Ms. Lam, and her superiors in Beijing, clearly wish to consign that ambition to the memory hole. While Hong Kong’s protesters have been chanting “Fight for Freedom,” China’s propaganda machine has been pushing out visions of the joys China has in store for them via Hong Kong’s integration into the nearby boom towns of the Pearl River delta, a region China dubs “the Greater Bay Area.”
Never mind that long before the expiration of the 50 years of rights and freedoms that China promised to Hong Kong under treaty terms of the 1997 British handover, this would entail the mulching of Hong Kong’s free society into China’s communist state.
Ms. Lam, having invoked despotic emergency powers on October 4, is now putting together financial carrots for presentation Wednesday. On Facebook, she’s already teased that this bounty from on high will include public funds for repairing old buildings, completion of a street market in a low-income area beset by high-rent malls, and more money for sports.
Hong Kong does suffer from a growing list of economic ills, notably sky-high housing prices, due to a property cartel reinforced by government land policies. These, though, are symptoms of the basic problem that Hong Kongers have no way to control the government policies that shape their lives. Their electoral systems are rigged to ensure a chronic pro-Beijing majority in the legislative council and a chief executive chosen by Beijing. That is what these protests are about.
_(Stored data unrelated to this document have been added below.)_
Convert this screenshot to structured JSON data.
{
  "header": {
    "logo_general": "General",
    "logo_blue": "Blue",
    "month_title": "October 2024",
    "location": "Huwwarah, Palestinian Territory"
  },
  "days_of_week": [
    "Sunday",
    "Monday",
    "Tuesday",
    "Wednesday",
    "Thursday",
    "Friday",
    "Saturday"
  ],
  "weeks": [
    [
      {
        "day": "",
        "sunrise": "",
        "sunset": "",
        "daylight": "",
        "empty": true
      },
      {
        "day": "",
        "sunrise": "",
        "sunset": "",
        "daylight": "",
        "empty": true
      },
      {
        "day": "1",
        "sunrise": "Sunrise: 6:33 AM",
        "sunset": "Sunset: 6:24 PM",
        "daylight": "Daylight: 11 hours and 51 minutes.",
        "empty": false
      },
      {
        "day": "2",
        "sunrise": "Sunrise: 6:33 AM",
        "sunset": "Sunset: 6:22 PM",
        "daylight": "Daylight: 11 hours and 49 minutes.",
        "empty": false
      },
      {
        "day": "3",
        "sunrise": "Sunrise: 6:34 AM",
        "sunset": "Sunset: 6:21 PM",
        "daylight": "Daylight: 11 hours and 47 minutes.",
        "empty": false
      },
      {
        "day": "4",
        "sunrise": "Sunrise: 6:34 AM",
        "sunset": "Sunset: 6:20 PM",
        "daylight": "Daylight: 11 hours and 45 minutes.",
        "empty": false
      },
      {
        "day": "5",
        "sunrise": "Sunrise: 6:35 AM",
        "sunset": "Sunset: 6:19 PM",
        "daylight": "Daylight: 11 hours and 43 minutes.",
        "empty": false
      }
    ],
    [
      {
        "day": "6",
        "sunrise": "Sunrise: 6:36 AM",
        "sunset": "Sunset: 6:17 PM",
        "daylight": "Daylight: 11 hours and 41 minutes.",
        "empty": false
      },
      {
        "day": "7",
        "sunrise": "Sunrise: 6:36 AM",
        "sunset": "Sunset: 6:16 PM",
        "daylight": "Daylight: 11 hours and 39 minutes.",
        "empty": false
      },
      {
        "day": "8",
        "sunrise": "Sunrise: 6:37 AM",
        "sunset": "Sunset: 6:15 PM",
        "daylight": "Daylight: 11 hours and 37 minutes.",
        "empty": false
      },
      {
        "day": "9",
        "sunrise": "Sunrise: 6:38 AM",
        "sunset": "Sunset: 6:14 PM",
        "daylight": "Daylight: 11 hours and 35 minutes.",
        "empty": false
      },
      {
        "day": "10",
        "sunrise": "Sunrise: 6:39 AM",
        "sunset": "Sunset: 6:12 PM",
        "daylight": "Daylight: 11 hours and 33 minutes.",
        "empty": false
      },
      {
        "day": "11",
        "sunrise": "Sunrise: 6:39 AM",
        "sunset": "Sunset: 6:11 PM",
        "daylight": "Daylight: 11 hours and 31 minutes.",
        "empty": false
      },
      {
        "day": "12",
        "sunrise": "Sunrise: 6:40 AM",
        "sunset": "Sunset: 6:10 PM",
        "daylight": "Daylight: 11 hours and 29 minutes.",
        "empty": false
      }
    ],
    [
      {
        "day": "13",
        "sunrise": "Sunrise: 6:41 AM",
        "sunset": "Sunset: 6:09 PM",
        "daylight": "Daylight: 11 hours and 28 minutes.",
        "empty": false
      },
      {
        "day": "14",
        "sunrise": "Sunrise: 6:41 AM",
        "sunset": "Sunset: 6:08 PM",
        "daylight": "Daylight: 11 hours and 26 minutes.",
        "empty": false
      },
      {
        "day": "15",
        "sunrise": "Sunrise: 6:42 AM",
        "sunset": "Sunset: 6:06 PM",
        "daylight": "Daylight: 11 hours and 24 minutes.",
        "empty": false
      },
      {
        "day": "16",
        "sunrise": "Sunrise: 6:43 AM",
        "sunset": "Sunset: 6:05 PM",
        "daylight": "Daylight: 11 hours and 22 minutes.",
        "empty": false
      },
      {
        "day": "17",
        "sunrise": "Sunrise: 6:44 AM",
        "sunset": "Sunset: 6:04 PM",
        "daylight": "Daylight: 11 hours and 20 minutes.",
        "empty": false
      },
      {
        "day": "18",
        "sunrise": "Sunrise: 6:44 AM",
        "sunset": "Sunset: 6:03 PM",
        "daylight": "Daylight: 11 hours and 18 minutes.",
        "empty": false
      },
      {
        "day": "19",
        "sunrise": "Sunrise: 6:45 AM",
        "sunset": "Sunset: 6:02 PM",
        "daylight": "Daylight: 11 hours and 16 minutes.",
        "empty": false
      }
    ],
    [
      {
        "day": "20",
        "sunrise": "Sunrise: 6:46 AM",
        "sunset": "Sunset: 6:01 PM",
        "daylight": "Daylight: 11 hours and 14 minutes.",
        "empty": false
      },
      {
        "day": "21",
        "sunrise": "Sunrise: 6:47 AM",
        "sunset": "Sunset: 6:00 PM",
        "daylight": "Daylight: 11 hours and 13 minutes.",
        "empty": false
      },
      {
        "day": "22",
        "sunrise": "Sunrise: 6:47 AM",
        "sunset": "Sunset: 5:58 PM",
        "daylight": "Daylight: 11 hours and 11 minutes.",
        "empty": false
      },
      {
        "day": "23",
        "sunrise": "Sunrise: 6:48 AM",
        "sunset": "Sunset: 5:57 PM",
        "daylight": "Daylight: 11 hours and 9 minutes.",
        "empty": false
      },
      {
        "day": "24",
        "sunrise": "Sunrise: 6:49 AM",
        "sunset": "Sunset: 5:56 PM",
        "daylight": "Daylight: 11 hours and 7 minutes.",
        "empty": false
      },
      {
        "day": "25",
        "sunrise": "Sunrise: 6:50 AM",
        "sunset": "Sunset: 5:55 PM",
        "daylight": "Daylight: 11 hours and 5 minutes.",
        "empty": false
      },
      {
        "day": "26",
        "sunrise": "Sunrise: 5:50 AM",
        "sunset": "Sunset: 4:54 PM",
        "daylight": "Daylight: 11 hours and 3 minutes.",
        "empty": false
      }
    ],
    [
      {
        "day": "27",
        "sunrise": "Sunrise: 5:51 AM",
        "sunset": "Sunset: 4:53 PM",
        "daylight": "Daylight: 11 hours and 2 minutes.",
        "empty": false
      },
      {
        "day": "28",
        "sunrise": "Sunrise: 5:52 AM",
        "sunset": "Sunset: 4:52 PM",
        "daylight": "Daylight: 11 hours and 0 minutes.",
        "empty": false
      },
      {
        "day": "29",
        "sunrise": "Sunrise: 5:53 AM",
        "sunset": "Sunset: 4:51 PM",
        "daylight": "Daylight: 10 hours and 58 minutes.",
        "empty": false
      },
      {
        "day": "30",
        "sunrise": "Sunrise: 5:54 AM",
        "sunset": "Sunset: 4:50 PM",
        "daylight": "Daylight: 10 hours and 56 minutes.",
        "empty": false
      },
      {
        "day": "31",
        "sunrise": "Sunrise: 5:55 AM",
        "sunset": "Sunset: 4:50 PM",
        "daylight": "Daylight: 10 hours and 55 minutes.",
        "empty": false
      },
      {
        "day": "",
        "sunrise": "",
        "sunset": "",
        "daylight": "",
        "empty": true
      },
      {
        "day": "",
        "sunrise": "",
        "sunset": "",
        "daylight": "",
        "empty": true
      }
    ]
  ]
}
During the many weeks since June that covered this story from Hong Kong, not once have I heard throngs clamoring for housing and sports subsidies. Rather, Hong Kongers have been calling, in every way they can, for liberty, democracy, and the rejection of Communist Party rule.
They have produced an anthem titled “Glory to Hong Kong,” an ode to freedom that protesters have been singing in the streets, in shopping malls, and at sports stadiums. They have formed human chains, holding hands across the city, while chanting “Stand with Hong Kong.” They have torn down official signs celebrating China’s 70 years of communist rule and replaced them with banners saying “We want democracy.”
In Chinese and English, protesters have emblazoned road medians, footbridges, and walls with slogans such as “Free Hong Kong” and “I am willing to die for freedom.” In early October, I came across sidewalk graffiti in the main financial district proclaiming “Human Dignity is the most valuable asset” and “Liberty is the safest currency.”
On China’s National Day, Hong Kong’s people were forbidden to march in protest. They did so anyway, throwing in the air fistfuls of “ghost money” — fake paper currency traditionally burned as an offering to the dead, by which they meant China’s president, Xi Jinping, and his Communist Party. Referring to China’s concentration camps for brainwashing Muslims in Xinjiang, they chanted the warning “Today Xinjiang, tomorrow Hong Kong,” and plastered the city with accusations against Beijing of “Chinazi.”
Hong Kong’s government has been vigorously erasing, whitewashing, scraping up, and pulling down these messages. In short order, they reappear. Despite the ban imposed Oct. 5 on face coverings, masked protesters continue to march.
China has repeatedly threatened to use military force if Ms. Lam cannot end this rebellion. So now comes the offer of what we might call the China deal, the implicit social contract of Xi’s “socialism with Chinese characteristics.” People would be permitted to make money and contend for government handouts, as long as they abjure dissent and march to the tune of China’s communist party rule.
China’s recent National Day parade offered a fine illustration of this system: a vast display of the government’s military might, rolling through the same Tiananmen Square in which no one is permitted, ever, to honor the 1989 calls for freedom that have been wiped from the official record.
Ms. Lam has also launched an official “dialogue platform,” complete with its own bureaucracy, with the mission, as her administration described it last month, of seeking to “fathom the discontent in society and look for solutions.” There’s no mystery here. All Ms. Lam or and the Chinese party members need to do is take a drive around Hong Kong and read the writing on the walls.